Of course, the suspicion arises that it was certain elements of the British security forces wanting to ‘get’ Adams, followed by the suspicion that certain elements of the Irish establishment would be very keen on ‘getting’ Adams too.  Whatever, it must look very bad to an international audience. There is, though, another angle.

Okay, just before an election Gerry Adams, the popular leader of one of the main opposition parties, Sinn Féin, is arrested. Yes, that all looks very bad, very sinister and very damaging to democratic credibility. But hang on a minute, just one moment.

The fact is that, just a few weeks before an important election the popular leader, Gerry Adams, of one of the main opposition parties, Sinn Féin, handed himself in at the police station.

This wasn’t a dawn raid with cameras in tow or a night-time snatch with no one looking. Gerry Adams chose this time to walk in to the police station and answer questions about something he knew the police had wanted to talk to him about for a long time.

So in this light the arrest of Gerry Adams can seem like a smart move for Sinn Féin, the party that delivered peace in the North being victimised by authorities North and South, being punished for their popularity, for their audacity in taking the democratic fight to the  Republic’s stablished parties.

Now, which of these theories has any relationship to the truth I have no idea. I have to admit that I have sympathy with Sinn Féin and think Mary Lou McDonald and Pearse Doherty are two of the finest and most able TDs in the Dáil.

But I have my doubts about Sinn Féin too and find ticking the number one box next to their candidate always halted by the childhood memory of listening to the big, brown radiogram with my mother as the news came through of the IRA blowing up two Birmingham pubs.

Many years later I was able to ask a Sinn Féin activist in the Conway Mill in Belfast about the justification behind that and was told ‘let’s not swap atrocities’. Personally, I can’t really think of any atrocities carried out by the working-class Birmingham Irish but I understood what she was saying, however dis-satisfactory I might have found it.

What she was saying, as far as I can understand, was that the ‘dirty war’ in the North was going to be followed by a ‘dirty peace’. And that is what we have seen. When the guns were laid down peace triumphed but justice did not.

Justice, in effect, was put to one side. I’m not saying that as an admonishment. I’m not saying that peace wasn’t worth it. But I am saying that is the reality of how the Troubles no longer exist.

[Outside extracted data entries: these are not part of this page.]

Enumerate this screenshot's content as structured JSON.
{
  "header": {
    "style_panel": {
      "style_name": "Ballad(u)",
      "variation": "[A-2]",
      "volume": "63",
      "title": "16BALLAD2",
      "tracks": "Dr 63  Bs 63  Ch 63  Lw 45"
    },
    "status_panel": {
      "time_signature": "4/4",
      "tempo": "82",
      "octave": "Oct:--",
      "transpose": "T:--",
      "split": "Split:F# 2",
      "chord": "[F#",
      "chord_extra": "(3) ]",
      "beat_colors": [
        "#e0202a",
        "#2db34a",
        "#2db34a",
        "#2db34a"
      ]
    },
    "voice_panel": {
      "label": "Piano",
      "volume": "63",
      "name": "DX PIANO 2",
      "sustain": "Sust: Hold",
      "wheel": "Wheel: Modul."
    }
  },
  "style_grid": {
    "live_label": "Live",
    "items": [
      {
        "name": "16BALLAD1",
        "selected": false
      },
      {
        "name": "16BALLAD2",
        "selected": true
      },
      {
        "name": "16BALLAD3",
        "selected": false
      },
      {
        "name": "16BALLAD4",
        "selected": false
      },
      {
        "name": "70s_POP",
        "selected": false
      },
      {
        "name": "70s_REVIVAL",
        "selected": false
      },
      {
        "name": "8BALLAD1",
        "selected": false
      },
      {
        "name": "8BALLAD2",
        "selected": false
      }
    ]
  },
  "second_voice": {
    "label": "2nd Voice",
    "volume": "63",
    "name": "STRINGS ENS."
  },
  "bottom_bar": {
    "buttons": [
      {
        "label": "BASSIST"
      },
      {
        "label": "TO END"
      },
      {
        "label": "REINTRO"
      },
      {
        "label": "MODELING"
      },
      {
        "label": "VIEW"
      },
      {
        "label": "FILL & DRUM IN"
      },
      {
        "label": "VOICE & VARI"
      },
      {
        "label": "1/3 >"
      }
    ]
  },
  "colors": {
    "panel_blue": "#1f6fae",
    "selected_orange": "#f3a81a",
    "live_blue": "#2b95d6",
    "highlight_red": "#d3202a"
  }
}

So in the ‘dirty peace’ that we all live in someone like me will write competing theories about the arrest of Gerry Adams, about who was behind it, about who it suits best, about who will gain most from it.

And only towards the end of my writing about it, in this ‘dirty peace’ that exists now on the island of Ireland, will I remember to point out that the other person central to this story was a widowed mother of 10 children who was taken from her home in west Belfast by the IRA and shot or killed or murdered.

Her body was not recovered until it was dug up from a beach in Louth in 2003. In the ‘dirty peace’ we must all now accept, that is how we respond to the continuing story of Jean McConville, whose name now appears in this piece for the first time even though the whole story is about her.

But that in Ireland, now that the guns are thankfully gone, is what our peace means.